A cerca de 23 quilômetros da zona urbana de Rio Branco, a Escola Ena Oliveira de Paula demonstra o esforço de professores, alunos e do governo do Acre para garantir que nenhum estudante fique sem acesso ao ensino.
A unidade atende
estudantes da alfabetização ao ensino médio, em turmas multisseriadas.
Atualmente, a escola possui 26 alunos e funciona em uma realidade muito
diferente daquela encontrada nos centros urbanos.
Para chegar até a sala de
aula, muitos estudantes enfrentam viagens diárias de barco que podem durar até
1h30. No período do verão amazônico, quando o rio baixa e a navegação se torna
ainda mais difícil, o trajeto pode ultrapassar 1h45. Grande parte dos alunos
sai do porto localizado no Ramal Polo Benfica e inicia a rotina de madrugada.
A rotina também exige
esforço dos educadores, que todos os dias enfrentam percursos pelos rios
amazônicos para garantir que as aulas sejam ministradas. O professor Raimundo
do Nascimento, que atua na escola desde 2018, explica que o trabalho na
educação do campo exige dedicação além da função em sala.]

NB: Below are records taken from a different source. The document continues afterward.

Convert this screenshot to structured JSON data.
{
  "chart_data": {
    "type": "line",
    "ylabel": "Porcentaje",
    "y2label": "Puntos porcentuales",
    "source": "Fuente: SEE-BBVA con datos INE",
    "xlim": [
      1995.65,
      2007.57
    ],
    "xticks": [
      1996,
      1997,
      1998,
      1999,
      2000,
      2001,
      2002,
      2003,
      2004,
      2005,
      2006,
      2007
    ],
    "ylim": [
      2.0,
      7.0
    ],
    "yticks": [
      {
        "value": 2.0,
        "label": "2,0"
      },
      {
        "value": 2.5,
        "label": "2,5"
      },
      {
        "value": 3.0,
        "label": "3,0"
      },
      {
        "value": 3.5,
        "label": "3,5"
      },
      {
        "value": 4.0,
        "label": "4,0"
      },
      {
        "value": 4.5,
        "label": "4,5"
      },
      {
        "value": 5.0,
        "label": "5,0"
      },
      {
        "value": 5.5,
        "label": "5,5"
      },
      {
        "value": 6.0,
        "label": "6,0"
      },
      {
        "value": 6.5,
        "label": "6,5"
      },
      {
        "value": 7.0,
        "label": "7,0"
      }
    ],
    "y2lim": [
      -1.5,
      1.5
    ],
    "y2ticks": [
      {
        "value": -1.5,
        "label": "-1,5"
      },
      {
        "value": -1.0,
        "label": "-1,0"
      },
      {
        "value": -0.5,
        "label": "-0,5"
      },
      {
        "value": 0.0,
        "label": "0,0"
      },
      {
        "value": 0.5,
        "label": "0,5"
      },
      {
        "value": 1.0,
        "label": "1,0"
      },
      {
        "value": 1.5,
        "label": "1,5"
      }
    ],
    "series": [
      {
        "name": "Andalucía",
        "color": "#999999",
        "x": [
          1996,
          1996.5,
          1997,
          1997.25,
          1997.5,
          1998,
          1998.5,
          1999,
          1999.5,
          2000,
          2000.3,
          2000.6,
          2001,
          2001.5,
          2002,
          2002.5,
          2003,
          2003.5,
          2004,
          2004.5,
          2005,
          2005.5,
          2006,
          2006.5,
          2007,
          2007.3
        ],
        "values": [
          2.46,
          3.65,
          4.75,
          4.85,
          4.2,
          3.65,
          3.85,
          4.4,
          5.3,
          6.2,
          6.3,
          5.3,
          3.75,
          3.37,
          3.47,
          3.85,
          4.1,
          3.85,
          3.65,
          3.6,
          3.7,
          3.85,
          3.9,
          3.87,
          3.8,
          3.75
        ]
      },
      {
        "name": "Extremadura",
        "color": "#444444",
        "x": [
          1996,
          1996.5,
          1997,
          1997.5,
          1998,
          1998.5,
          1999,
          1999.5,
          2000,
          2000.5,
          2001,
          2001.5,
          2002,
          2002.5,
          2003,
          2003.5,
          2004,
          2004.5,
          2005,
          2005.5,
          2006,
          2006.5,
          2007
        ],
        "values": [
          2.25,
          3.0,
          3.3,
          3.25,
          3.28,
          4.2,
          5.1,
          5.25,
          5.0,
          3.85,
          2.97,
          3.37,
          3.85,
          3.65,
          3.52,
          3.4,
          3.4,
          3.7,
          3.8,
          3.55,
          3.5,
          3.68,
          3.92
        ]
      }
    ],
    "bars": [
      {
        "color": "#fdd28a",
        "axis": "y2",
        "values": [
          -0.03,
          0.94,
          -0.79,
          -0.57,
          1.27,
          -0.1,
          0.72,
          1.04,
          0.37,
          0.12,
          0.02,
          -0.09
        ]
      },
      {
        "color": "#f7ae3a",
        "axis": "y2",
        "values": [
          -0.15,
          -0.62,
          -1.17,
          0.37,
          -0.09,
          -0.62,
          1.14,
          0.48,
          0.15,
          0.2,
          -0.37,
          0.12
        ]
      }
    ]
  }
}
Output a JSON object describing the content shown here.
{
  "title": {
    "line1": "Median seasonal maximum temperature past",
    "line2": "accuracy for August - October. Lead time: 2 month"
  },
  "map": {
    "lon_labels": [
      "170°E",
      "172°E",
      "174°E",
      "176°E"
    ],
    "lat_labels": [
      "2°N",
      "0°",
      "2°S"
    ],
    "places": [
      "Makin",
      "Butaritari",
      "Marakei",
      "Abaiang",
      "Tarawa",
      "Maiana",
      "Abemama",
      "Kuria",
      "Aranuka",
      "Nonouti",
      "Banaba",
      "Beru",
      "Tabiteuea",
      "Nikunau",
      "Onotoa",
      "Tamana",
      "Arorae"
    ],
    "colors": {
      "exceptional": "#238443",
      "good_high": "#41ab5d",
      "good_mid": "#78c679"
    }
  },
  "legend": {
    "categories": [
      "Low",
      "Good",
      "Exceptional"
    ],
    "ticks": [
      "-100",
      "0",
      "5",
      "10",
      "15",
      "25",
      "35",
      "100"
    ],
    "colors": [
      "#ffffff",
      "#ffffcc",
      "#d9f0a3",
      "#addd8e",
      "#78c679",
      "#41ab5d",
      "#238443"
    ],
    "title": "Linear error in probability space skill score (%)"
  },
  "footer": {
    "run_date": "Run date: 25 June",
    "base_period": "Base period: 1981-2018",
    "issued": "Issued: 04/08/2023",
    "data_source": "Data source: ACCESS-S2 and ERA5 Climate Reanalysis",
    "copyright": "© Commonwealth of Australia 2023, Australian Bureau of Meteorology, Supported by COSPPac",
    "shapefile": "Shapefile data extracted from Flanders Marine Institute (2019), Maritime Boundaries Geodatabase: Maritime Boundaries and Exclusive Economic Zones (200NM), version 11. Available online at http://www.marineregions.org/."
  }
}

Além do acesso por rio, a escola enfrenta desafios típicos da região amazônica, como as mudanças climáticas, que afetam diretamente o deslocamento, o isolamento geográfico e a dificuldade logística.
Ainda assim, a unidade conta com estrutura que possibilita o funcionamento das atividades, incluindo energia elétrica, água encanada, internet e dormitórios para os professores que moram longe da comunidade.